A l’opposé, les paysages tardifs du Lac Léman apparaissent paisibles, vastes et lumineux. La couleur a toujours fasciné le peintre, dès ses premiers travaux. A la fin de sa vie, Hodler parvient à une remarquable maîtrise de la couleur, qui lui permet de traduire sur la toile ses visions d’une unité cosmique.

swissinfo, Susanne Schanda
(traduction: Laurent Andrey)

L’exposition «Hodler – une vision symboliste» est à voir du 9 avril au 10 août 2008 au Musée des Beaux-Arts de Berne.
Dotée d’un budget de 2 millions de francs, c’est l’une des plus chères jamais organisées par le musée.
Un quart des coûts est couvert par le fonds suisse de loterie.

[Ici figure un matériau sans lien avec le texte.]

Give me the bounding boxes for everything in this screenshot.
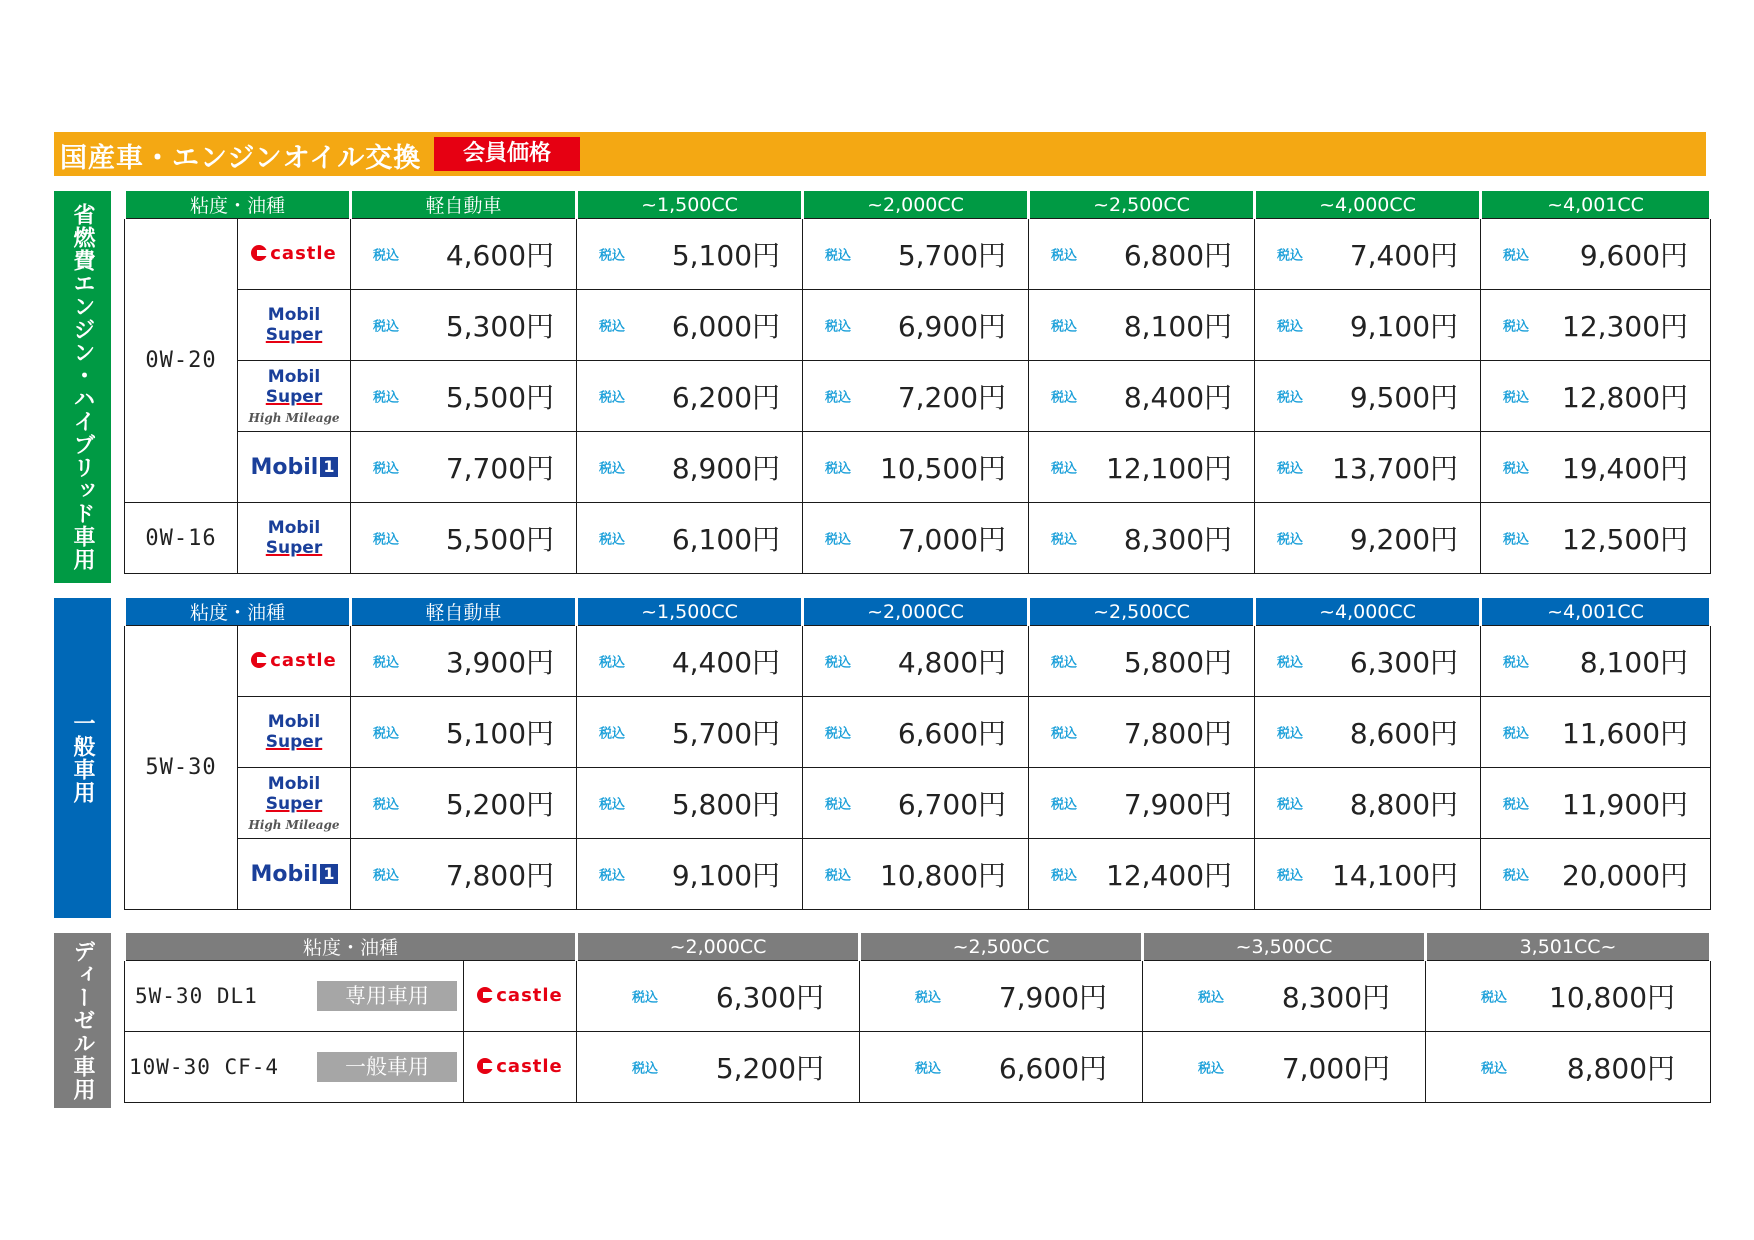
- price-value: 12,400円: [1106, 859, 1233, 892]
- diesel-band-label: ディーゼル車用: [70, 940, 95, 1101]
- price-cell: [1426, 961, 1711, 1032]
- brand-text: Super: [265, 732, 323, 752]
- price-value: 5,500円: [445, 381, 555, 414]
- price-cell: [803, 219, 1029, 290]
- price-cell: [1255, 768, 1481, 839]
- price-cell: [1255, 361, 1481, 432]
- tax-label: 税込: [1503, 726, 1530, 742]
- grade-label: 10W-30 CF-4: [129, 1055, 280, 1079]
- price-cell: [351, 361, 577, 432]
- price-value: 9,600円: [1579, 239, 1689, 272]
- tax-label: 税込: [373, 726, 400, 742]
- price-cell: [1029, 697, 1255, 768]
- price-cell: [351, 768, 577, 839]
- price-cell: [860, 961, 1143, 1032]
- tax-label: 税込: [825, 655, 852, 671]
- brand-text: Mobil: [267, 367, 321, 387]
- tax-label: 税込: [599, 797, 626, 813]
- tax-label: 税込: [1503, 797, 1530, 813]
- price-value: 6,900円: [897, 310, 1007, 343]
- tax-label: 税込: [1277, 532, 1304, 548]
- general-price-table: [123, 598, 1712, 910]
- price-value: 8,300円: [1123, 523, 1233, 556]
- tax-label: 税込: [825, 797, 852, 813]
- table-row: [125, 1032, 1711, 1103]
- header-cell: ~3,500CC: [1143, 933, 1426, 961]
- diesel-grade-cell: [125, 961, 464, 1032]
- tax-label: 税込: [1051, 461, 1078, 477]
- price-value: 6,600円: [998, 1052, 1108, 1085]
- brand-cell: [238, 768, 351, 839]
- header-cell: ~2,500CC: [1029, 598, 1255, 626]
- price-cell: [577, 768, 803, 839]
- price-cell: [1029, 768, 1255, 839]
- price-value: 10,500円: [880, 452, 1007, 485]
- header-cell: ~1,500CC: [577, 598, 803, 626]
- price-value: 12,500円: [1562, 523, 1689, 556]
- price-cell: [1255, 697, 1481, 768]
- price-value: 9,100円: [1349, 310, 1459, 343]
- price-value: 6,300円: [1349, 646, 1459, 679]
- price-cell: [1029, 361, 1255, 432]
- price-cell: [1029, 626, 1255, 697]
- price-value: 5,800円: [1123, 646, 1233, 679]
- price-value: 4,800円: [897, 646, 1007, 679]
- tax-label: 税込: [1277, 655, 1304, 671]
- tax-label: 税込: [1503, 248, 1530, 264]
- price-value: 10,800円: [1549, 981, 1676, 1014]
- price-cell: [351, 290, 577, 361]
- mobil-super-logo: [266, 518, 322, 558]
- grade-label: 5W-30 DL1: [135, 984, 258, 1008]
- price-value: 7,700円: [445, 452, 555, 485]
- tax-label: 税込: [825, 390, 852, 406]
- price-cell: [577, 432, 803, 503]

Les autres principaux sponsors sont la banque Credit Suisse, l’assurance Mobilière, la Bourgeoisie de la Ville de Berne et la fondation Ernst Göhner de Zoug.

Plusieurs manifestations, dont un symposium international, sont prévues en marge de l’exposition.

Les 17 et 18 avril, le symposium abordera six thèmes de la recherche historique et esthétique autour du peintre Hodler.

Il est organisé conjointement par le Musée des Beaux-Arts, l’Institut suisse d’histoire de l’Art et l’Institut d’histoire de l’Art de l’Université de Berne.

Sont également programmés des visites littéraires, des ateliers pour enfants, une conférence sur «La Nuit» par Elisabeth Bronfen, ainsi qu’un cycle de films.